The Association of Independent Television Stations (INTV) is filing suit in federal courts today in Oklahoma City and Los Angeles seeking to void the current contracts for network telecasts of college football games.

"Our case is very simple when you cut through all the legal arguments and mumbo jumbo," said Herman W. Land, president of INTV, at a press conference here. "Our stations feel they have been shut out. They can't compete. They don't want any guarantees, just let us compete head-to-head (against the networks) and let the viewers decide."

INTV is a trade association representing 108 television stations that are not network affiliates.

This case is the latest in the wake of a Supreme Court decision this summer that deregulated NCAA control of televising college football because of violations of the Sherman Antitrust Act. This case makes the College Football Association a defendant over the same issues in which it originally was a plaintiff in the NCAA case.

"They've turned around and tried to reinstate it in a new form," Land said. "We think it's just as illegal. We still don't have a chance to compete. This time we shouldn't wait 30 years (the period of unchallenged NCAA control), and get in before everything solidifies and freezes."

According to Land, the independents want to be able to televise games of local interest in their markets, not compete with the networks for the top national games.

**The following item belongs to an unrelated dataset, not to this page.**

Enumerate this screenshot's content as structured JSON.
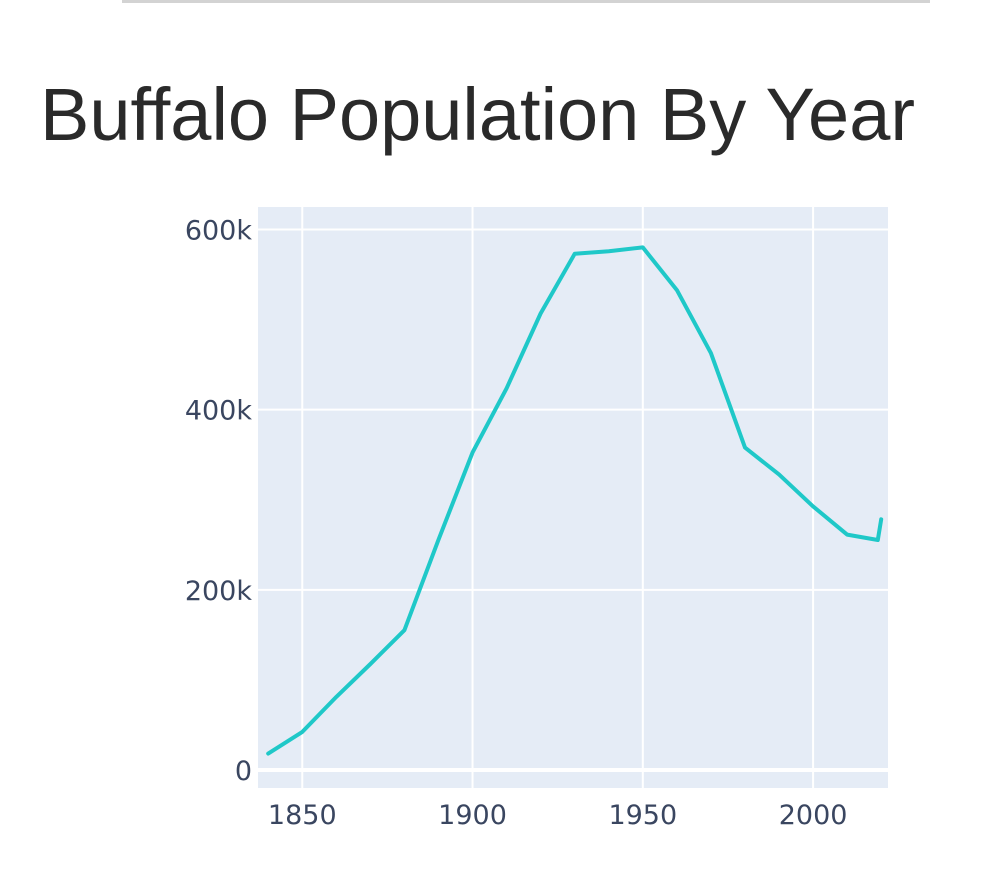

With current restrictions in network contracts and conference syndications, such telecasts are impossible in many markets from noon to 10:30 p.m. Eastern time each Saturday.

INTV is suing CBS Inc. and the Big Ten and Pacific-10 conferences in Los Angeles. In Oklahoma City, the defendants are the CFA, the Big Eight Conference, ABC Broadcasting Cos. Inc., ABC Sports Inc. and ESPN. INTV is seeking a preliminary injunction and, according to attorney Forrest A. Hainline III, "we want to move quickly so stations can bid for the rest of this season. But our main interest is to make sure this anticompetitive new system is not locked in for seasons to come."

Spokesmen for the parties being sued declined comment until they see the case.

Earlier this week, a federal judge in Los Angeles issued a preliminary injunction saying Nebraska and Notre Dame could not cite CFA-ABC restrictions forbidding those schools to appear on another network as reasons not to have games televised. At the hearing in that case, lawyers for both sides charged the other client's contract violated the antitrust laws. In his preliminary injunction, Judge Richard Gadbois said both contracts raised antitrust questions.